Egg, peanuts, tree-nuts, fish (airborne), shellfish (airborne), bean sprouts and pitted fruit have all caused my son to experience anaphylactic shock – a life threatening response to what his body has labeled as an allergen.
Managing food allergies requires incredible attention to detail, which is something that does not come naturally to me. There are so many times I have asked God WHY he gave me this to carry. Needing to be so detail oriented, with the stakes so high if (when) I mess up.
There are times when it feels like our entire life is consumed with keeping my kids safe. For example, when I take my kids anywhere public I automatically scan the crowd for sandwich bags, snacks and juice boxes. If there are too many around, we relocate. Now that my son is getting older, I occasionally point them out so he knows which spots to avoid. Honestly though, we usually wait until way after lunch to frequent the playgrounds. The anxiety of seeing most of the kids eating lunch (peanut butter, sandwiches with mayo, etc) while they play on shared equipment is too high for me to handle.

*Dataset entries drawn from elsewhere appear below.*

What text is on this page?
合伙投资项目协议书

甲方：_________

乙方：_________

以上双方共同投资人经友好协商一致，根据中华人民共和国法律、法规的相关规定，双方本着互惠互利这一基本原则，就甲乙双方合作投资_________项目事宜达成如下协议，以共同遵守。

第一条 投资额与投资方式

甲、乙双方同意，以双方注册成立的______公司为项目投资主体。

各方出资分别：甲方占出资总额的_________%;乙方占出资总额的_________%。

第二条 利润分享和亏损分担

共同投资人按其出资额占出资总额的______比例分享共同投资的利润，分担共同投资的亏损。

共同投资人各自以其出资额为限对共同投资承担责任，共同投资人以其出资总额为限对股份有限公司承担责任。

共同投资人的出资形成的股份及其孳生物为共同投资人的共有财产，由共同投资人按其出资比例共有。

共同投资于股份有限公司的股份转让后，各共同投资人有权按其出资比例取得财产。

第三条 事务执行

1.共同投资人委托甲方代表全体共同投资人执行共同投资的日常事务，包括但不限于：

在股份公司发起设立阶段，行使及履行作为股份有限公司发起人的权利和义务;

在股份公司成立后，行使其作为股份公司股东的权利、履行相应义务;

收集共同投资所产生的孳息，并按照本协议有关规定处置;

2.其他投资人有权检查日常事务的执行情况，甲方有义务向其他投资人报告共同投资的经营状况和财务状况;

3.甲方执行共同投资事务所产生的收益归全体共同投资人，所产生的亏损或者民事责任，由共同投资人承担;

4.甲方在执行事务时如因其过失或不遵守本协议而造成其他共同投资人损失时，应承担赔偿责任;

We have to check the ingredients of everything that goes in to their mouths. Everything. We have a saying, “if you can’t read it, you can’t eat it!” But not only that, we have to know manufacturing information of those items as well because if they are manufactured on shared equipment, a reaction will occur. It has happened before. I’m not talking about ‘just being itchy’. We have had an anaphylactic reaction to chicken nuggets (labeled as safe) made on shared equipment as chicken tenders that contained egg.
The fact that it was made on shared equipment was not disclosed on the packaging and by law, it does not have to be. BUT the consequences of making things on shared equipment is huge to someone with food allergies. This is why I call to check. This is why even if someone reads the ingredients on the back of the box and it “looks ok” it still may not be ok to give my children. If I don’t know the manufacturing practices of the company, and I don’t feel like calling them then and there, then the answer is no.
This is not me being overprotective. This is the normal everyday life of those who manage life-threatening food allergies. It is the same decision that hundreds of thousands of people managing food allergies would make given the same circumstance. A piece of chicken or pizza or whatever it is, is not worth the risk.
I wish people truly understood this, but it’s not something I can force anyone to see. Those who want to view me as overprotective, irritating and hovering without reason, will see me that way no matter what I say on the subject. I can’t help that and I will not compromise the safety of my children to redeem my reputation in anyone’s eyes.
I wrote this to give anyone who is interested, a glimpse in to the life of a food allergy family. I wrote this so other food allergy families may read and know that they aren’t alone. I will certainly write more on the subject, as I said before: it feels like it consumes our whole life sometimes.
Also I want to say, that God graciously answered my prayer by showing me why we have to carry this. He showed me that being constantly aware of our own mortality is a blessing, not a curse, and it enables us to remember to rely on Him and Him alone for strength to walk through this life both physically and spiritually. For that I am thankful.